The car drew up in front of a large red sandstone house just off Fifth Avenue in the fifties, which brought a whistle from Jerry. “Say, Joy—what are you getting us into? The nearest I’ve been to this sort of stuff is the movies!”

It did not add to their composure to have a butler admit them, to be elevatored to one floor to take off their wraps and elevatored to another floor to meet Mabel. They were ushered into a drawing-room, which seemed to Joy’s eyes full of people whose faces were obscured in the candlelight which was the only illumination affected. Mabel came forward to greet them, a little overplump without the coat and glossing-over sables, but very attractive in warm rose, her only jewelry a single pink pearl hanging at the end of a platinum and diamond chain. Joy noticed these details automatically, her attention focussed on Jerry, who, since she had entered the room, had taken on a manner entirely foreign to her make-up as Joy knew it. She was the easy, gracious grande dame from the lilt of her walk and assured poise to the cultured cadences of the voice that Joy had often likened to rough plush. She had slipped into it as readily as one slips into another garment.

Joy could not know, as the East-Side gamin answered Mabel’s friendly greeting with a few well-chosen words of appreciation at her inclusion in the dinner, that poor little Jerry had assumed the atmosphere of the successful designer at Charlette’s, when she was conferring with a desirable patron.
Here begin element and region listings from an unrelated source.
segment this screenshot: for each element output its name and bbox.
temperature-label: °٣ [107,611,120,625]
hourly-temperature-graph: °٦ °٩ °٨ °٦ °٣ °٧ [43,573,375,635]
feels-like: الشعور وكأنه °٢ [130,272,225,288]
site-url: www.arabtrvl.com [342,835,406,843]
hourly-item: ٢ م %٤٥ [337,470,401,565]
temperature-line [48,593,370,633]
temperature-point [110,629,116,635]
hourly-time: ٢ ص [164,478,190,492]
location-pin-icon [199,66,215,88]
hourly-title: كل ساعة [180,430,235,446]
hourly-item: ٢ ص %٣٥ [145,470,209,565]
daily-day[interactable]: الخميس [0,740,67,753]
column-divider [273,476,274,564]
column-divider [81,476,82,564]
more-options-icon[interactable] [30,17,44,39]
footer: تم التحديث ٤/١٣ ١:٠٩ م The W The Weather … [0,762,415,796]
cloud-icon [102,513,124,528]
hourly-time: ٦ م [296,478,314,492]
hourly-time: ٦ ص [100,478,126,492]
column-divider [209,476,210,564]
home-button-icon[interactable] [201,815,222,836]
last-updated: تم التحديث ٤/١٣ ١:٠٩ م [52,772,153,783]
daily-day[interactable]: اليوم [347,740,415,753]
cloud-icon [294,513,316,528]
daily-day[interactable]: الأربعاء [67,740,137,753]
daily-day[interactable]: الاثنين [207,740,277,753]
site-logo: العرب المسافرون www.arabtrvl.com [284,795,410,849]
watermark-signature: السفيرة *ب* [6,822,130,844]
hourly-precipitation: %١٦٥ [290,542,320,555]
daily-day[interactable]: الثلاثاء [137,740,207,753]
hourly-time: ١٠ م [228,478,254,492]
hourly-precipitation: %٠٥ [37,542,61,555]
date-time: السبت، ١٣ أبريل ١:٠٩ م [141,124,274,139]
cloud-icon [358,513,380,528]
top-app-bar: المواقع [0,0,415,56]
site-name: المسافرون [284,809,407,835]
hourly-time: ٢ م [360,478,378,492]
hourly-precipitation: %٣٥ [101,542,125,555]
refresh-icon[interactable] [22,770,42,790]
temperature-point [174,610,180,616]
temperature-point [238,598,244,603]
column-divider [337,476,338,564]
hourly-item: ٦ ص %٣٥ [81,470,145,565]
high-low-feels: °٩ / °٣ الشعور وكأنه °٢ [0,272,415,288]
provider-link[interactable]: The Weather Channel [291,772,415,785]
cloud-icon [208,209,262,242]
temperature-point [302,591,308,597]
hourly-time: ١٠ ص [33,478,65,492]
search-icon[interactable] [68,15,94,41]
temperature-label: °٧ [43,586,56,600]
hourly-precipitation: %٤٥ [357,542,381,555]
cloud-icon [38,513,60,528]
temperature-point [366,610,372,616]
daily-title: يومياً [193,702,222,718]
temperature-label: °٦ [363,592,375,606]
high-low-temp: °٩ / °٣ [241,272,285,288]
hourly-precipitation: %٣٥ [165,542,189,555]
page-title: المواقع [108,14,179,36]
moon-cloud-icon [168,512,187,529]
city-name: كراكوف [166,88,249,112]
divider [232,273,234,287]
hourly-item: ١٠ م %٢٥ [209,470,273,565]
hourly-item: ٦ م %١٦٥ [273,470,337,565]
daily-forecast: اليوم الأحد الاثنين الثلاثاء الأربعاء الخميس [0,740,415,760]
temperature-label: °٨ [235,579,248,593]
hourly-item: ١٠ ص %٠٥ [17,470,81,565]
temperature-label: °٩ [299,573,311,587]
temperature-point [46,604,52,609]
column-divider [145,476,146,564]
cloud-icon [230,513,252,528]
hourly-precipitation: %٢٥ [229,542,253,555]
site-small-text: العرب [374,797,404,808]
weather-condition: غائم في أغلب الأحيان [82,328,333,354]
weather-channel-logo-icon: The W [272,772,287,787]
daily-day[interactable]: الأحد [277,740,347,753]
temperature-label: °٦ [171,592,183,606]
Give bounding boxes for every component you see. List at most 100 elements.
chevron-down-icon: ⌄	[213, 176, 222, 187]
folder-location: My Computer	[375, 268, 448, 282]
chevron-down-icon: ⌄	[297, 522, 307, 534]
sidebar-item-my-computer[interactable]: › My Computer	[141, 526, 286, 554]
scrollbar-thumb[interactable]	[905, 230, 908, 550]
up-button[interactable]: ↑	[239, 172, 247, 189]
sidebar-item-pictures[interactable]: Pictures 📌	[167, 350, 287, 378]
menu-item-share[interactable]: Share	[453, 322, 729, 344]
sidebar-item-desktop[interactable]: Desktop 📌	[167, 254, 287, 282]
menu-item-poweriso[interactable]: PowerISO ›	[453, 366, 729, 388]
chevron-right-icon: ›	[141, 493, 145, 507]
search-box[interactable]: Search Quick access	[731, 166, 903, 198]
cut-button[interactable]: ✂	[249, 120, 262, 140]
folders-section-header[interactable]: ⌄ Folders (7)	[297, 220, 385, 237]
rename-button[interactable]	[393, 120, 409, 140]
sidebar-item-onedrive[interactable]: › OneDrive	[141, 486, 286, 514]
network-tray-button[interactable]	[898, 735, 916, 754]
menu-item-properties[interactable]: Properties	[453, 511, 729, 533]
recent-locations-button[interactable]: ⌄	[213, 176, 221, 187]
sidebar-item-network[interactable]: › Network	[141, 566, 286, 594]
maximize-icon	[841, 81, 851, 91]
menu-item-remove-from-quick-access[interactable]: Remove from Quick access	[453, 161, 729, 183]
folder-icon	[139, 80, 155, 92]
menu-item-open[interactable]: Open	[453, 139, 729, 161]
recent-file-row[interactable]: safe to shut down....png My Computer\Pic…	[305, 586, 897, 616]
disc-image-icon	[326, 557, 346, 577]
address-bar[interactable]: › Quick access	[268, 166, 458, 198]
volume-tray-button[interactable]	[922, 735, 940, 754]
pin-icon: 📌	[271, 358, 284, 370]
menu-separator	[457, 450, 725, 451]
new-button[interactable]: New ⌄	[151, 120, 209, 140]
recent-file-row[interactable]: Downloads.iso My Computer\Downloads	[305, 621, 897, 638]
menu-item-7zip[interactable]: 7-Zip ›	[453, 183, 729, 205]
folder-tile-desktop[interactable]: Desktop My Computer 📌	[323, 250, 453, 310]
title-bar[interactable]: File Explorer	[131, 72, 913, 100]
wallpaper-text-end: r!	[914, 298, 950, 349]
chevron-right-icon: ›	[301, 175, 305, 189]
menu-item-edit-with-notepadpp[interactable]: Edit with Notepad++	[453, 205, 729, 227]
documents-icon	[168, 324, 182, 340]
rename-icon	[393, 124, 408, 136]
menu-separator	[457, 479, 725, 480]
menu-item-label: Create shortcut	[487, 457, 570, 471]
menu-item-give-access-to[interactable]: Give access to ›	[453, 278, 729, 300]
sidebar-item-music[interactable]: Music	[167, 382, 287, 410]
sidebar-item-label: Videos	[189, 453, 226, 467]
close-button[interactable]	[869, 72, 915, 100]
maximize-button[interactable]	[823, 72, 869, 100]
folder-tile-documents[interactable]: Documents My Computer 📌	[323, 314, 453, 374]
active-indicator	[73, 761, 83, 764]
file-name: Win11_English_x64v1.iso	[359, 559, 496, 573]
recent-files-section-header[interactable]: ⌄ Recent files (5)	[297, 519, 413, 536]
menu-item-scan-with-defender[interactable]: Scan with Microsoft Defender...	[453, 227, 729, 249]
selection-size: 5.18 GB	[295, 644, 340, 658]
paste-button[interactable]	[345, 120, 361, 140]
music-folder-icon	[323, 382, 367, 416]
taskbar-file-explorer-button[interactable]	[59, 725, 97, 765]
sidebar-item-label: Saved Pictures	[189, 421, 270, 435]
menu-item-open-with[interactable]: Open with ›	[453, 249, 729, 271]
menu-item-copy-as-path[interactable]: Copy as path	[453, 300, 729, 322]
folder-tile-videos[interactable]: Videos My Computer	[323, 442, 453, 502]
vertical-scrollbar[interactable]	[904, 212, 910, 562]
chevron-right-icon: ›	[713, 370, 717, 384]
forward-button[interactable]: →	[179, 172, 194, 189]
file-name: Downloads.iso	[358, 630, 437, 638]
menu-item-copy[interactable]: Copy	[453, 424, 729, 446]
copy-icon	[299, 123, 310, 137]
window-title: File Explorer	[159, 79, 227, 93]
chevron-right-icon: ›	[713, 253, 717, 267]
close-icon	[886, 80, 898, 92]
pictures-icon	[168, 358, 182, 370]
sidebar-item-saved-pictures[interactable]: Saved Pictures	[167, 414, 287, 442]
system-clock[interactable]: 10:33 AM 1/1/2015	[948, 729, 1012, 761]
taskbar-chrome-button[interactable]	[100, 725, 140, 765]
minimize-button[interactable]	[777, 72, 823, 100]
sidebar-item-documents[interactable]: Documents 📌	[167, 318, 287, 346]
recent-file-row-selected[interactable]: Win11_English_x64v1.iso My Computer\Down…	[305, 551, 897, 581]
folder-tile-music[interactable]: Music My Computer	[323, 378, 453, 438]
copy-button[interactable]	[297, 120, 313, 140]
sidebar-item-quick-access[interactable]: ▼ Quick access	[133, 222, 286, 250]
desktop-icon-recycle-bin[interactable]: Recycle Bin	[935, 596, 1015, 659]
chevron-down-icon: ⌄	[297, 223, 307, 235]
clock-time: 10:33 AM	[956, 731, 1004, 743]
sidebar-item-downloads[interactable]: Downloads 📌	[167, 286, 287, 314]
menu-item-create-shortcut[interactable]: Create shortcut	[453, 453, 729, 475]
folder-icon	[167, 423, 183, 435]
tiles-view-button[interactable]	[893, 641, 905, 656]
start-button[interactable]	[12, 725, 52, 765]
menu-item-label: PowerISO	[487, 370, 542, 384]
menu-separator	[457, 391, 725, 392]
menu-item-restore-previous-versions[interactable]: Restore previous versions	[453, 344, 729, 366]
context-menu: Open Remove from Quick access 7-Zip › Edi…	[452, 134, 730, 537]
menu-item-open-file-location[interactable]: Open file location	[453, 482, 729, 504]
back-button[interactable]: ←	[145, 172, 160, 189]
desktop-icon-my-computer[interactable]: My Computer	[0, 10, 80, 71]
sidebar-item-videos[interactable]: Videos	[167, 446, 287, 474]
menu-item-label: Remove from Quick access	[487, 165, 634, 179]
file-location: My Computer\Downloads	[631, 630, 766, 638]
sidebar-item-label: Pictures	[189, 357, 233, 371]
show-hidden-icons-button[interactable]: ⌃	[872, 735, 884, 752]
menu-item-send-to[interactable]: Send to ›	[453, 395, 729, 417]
She only marvelled, then looked beyond. A man nearing forty, and plumpness; a girl with a complexion of peachdown, pleasantly irregular features, brown hair folded back straight without a crinkle or wave from a high white forehead; and behind these two—a taller man, whose face was above the range of the candlelight.

“Miss Dalrymple, Miss Nelson—and my husband, Mr. Drew—” The two who barred the way fell apart, and Joy was facing the man who had given Jerry the power to dream. “Phil, this is your new cousin.”

Weary blue eyes that settled on her without interest; a dark, beautiful face with hard lines carving manliness into it and softer marks etching bitternesses around the eyes and mouth; a man who, even Joy could sense, had been too inquisitive of life and found nothing worthy of his young curiosity. She fell aside and looked back at Jerry, still the grande dame, exchanging greetings with the first two. Jerry was never pretty; she could not sink to that level; and to-night she was at the height of her fascination. No one could wear bobbed hair quite like Jerry; it fluffed around her face, adding to the shimmering lights of expression; those lights that always seemed dancing to the surface, yet which by not being transmuted into speech and action, lent her subtlety, which is the essence of charm.

She came through to them, stately, gracious, with always that moonshine of charm flickering in her face. “My brother, Mr. Lancaster,” said Mabel at her elbow. Jerry looked up—and vivid colour, moonbeams, grande dame and all, were struck from her face as if an artist had wiped everything from his painting but the formless features. A long moment she hung thus, one thin hand which she had put out before lifting her head, fluttering without volition. Then with a gasp almost heard in the suspended quiet, she took shape again. Star-shine lurked itself into her face, and she threw back her head, bringing on the grand dame again in double-barreled force. Valiant! Joy thought; valiant! And stole a look at him. There she had the great surprise of the evening. He was taking Jerry’s hand, a bit lingeringly; smiling at her with interest—but without recognition!

“You look very much like someone I met a long time ago,” he said.

“A very long time ago?” murmured Jerry in the richest of her plush tones.

“Oh, very. At least two years—which means it was war times, and those times seem hundreds of years behind us now.”

“There you go, Old Crow’s-feet!” Mabel was hanging on his arm and smiling up at him. She brought the others into it with an explanatory quirk: “These returned war heroes think everyone forgets pretty quickly, but we don’t, do we?”